I clan però non hanno mollato l’osso, tanto che all’indomani della sua non ricandidatura hanno continuato a procacciare voti per la politica anche con l’aiuto di faccendieri, come il regionale lombardo dei Cristiano-popolari, Peppino Falvo. Ma a cosa serve essere presenti così direttamente nelle pubbliche amministrazioni? A controllare il territorio ed ottenere ad esempio le licenze e i terreni su cui costruire parcheggi intorno all’aeroporto di Malpensa. È su questo fronte che si concentra una parte del fascicolo della Dda milanese.

I tre mesi di chiusura di Linate con “l’esplosione economica” dell’aeroporto Varesotto facevano troppo gola agli ‘ndranghetisti. Le carte dimostrano che da tempo avevano messo le loro mani sul Parking Volo Malpensa, sul Malpensa Car Parking di Cardano al Campo, oltre ad avere metà delle quote della Star Parkings srls. Come nella tipica logica mafiosa lo strapotere doveva azzerare completamente la concorrenza, intimidendola e minacciandola.

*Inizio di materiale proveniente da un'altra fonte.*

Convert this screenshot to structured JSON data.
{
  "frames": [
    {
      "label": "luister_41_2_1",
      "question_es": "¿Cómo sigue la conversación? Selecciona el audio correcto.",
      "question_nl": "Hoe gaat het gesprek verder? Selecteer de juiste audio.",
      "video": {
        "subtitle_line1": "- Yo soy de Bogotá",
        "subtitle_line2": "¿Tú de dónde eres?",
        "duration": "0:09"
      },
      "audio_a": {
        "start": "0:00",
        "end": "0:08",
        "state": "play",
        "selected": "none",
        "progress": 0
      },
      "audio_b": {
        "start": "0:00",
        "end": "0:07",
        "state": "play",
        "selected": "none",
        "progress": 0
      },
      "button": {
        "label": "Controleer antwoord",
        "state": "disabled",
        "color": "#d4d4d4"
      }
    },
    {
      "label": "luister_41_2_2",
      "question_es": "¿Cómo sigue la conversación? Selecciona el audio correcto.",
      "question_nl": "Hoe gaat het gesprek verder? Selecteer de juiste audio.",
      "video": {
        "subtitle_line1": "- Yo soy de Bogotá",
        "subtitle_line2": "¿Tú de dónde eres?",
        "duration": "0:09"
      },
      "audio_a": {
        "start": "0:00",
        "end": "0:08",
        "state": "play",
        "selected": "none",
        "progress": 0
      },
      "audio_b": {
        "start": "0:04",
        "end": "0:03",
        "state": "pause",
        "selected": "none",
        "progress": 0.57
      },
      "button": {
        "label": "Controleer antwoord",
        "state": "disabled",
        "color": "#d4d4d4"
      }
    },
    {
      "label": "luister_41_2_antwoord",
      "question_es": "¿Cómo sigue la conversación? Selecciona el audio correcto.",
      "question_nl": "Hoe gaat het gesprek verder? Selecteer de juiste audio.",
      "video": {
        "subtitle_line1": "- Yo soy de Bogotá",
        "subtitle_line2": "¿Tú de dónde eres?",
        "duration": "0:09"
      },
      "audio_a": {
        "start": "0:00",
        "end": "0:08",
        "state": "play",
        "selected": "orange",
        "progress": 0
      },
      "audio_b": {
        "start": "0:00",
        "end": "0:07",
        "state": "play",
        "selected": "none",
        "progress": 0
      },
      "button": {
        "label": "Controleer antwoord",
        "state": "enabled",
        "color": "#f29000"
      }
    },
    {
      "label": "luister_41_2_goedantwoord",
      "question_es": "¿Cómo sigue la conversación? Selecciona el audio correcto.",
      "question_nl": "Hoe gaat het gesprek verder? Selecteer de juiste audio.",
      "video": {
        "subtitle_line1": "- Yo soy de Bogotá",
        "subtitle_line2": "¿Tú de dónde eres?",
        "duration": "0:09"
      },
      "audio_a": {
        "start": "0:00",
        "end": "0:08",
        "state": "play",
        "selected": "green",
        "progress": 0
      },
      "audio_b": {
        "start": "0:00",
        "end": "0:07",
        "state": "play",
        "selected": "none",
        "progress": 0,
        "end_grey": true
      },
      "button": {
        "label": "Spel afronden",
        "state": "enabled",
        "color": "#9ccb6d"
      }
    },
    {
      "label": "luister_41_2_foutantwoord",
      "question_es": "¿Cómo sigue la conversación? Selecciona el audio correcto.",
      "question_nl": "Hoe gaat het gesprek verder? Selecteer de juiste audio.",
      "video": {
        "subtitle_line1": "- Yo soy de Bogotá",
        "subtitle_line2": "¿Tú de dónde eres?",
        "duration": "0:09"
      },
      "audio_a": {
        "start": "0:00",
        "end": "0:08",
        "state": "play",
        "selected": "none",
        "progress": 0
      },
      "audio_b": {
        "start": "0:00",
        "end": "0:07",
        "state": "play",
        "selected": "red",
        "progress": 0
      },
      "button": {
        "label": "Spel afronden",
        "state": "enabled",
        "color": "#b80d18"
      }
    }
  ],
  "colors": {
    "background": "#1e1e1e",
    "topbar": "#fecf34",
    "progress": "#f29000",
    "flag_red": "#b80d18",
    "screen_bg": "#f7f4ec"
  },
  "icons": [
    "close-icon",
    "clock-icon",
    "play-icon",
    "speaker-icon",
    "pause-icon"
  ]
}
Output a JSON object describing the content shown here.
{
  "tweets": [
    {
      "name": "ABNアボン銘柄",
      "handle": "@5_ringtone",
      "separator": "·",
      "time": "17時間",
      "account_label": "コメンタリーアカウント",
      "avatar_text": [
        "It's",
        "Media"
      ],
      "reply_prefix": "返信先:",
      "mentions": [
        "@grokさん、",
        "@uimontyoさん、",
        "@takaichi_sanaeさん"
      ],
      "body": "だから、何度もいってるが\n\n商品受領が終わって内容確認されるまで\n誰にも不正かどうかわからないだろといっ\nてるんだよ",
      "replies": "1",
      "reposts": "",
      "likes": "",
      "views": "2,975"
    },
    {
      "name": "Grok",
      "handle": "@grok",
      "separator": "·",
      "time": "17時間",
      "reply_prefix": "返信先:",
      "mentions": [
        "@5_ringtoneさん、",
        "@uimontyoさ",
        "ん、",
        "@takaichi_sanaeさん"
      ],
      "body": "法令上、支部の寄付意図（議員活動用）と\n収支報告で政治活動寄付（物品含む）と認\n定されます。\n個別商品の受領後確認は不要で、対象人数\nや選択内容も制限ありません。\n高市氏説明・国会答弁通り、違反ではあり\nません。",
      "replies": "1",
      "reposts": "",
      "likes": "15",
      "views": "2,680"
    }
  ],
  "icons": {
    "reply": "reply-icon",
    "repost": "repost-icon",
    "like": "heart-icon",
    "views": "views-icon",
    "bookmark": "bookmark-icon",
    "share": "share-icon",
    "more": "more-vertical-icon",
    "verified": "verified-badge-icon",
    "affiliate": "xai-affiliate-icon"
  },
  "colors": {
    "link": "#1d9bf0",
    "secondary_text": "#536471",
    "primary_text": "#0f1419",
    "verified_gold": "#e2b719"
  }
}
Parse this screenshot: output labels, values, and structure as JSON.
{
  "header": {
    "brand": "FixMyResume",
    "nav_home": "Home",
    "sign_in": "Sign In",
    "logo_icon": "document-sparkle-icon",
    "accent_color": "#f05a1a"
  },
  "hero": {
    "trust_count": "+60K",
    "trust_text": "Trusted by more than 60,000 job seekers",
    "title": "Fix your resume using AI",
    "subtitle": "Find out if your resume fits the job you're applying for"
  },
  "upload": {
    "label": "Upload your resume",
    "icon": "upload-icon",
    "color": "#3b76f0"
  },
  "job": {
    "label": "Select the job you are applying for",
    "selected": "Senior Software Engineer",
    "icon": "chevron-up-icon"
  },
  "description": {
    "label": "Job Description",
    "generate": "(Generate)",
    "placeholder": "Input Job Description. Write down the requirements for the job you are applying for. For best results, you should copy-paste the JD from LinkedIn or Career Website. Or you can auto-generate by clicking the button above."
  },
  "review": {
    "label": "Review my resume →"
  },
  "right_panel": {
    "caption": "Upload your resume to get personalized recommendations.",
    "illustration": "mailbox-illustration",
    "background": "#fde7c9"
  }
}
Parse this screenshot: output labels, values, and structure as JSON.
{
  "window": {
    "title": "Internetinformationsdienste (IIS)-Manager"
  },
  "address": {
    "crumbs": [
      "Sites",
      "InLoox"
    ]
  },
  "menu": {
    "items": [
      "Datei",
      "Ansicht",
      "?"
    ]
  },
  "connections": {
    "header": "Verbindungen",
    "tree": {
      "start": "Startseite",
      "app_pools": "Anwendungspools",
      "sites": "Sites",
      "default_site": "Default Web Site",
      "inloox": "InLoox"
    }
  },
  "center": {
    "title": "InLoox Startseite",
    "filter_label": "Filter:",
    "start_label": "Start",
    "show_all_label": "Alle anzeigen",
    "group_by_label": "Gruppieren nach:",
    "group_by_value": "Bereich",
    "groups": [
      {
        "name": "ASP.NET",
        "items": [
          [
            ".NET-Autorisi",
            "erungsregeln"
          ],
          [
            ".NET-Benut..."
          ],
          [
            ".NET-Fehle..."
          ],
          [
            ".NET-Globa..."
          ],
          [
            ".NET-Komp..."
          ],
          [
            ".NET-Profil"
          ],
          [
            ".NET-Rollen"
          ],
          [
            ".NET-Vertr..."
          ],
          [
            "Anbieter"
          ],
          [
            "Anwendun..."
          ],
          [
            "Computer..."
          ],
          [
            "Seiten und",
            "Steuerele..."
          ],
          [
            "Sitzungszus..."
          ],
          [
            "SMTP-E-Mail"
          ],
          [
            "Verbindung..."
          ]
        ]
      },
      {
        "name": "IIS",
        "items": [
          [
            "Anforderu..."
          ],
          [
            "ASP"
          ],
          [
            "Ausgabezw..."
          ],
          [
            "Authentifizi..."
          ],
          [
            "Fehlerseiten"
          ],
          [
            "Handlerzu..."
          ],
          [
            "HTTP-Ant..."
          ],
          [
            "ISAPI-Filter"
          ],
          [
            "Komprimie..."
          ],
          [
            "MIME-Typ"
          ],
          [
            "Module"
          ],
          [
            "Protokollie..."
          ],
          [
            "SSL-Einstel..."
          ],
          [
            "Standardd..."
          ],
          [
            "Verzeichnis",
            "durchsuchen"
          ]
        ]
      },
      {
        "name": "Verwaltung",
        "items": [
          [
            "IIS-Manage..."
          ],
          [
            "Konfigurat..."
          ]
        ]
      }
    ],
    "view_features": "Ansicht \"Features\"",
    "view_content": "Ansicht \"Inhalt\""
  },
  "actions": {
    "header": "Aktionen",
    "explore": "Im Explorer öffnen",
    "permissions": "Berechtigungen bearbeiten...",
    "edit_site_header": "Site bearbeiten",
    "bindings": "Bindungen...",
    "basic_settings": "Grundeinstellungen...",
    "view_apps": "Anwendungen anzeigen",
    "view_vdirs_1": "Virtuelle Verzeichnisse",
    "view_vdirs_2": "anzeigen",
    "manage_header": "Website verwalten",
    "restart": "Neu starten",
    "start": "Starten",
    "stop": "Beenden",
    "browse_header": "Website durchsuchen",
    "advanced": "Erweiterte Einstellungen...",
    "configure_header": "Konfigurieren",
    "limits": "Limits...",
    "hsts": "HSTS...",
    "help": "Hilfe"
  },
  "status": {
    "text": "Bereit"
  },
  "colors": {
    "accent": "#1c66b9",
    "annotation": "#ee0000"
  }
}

Tuttavia tra gli elementi di “novità” e forse “speranza” nell’indagine, c’è una denuncia: alla fine del 2018, quando i carabinieri del nucleo investigativo di Milano stavano già per chiudere il cerchio, un imprenditore onesto ha portato nei loro uffici le registrazioni delle telefonate di pressione che i mafiosi gli facevano per impedirgli di investire nello stesso business dei parcheggi e sugli stessi terreni.

“È la prima volta a mia memoria che capita in Lombardia” ha sottolineato la numero uno della Dda milanese, Alessandra Dolci. Che non ha però mancato di esprimere una considerazione amara: “Purtroppo siamo qui a parlare delle stesse realtà e degli stessi personaggi. A 10 anni dalla Bad Boys e a nove anni da Crimine Infinito non è cambiato assolutamente nulla. La nostra attività investigativa non è stata efficace. La fotografia che emerge da questa realtà è assolutamente identica se non peggiore rispetto a dieci anni fa”. Tuttavia “anche noi siamo rimasti presenti, ci siamo e siamo attrezzati” tanto che oggi la “locale di Legnano e Lonate Pozzolo è stata messa in ginocchio”.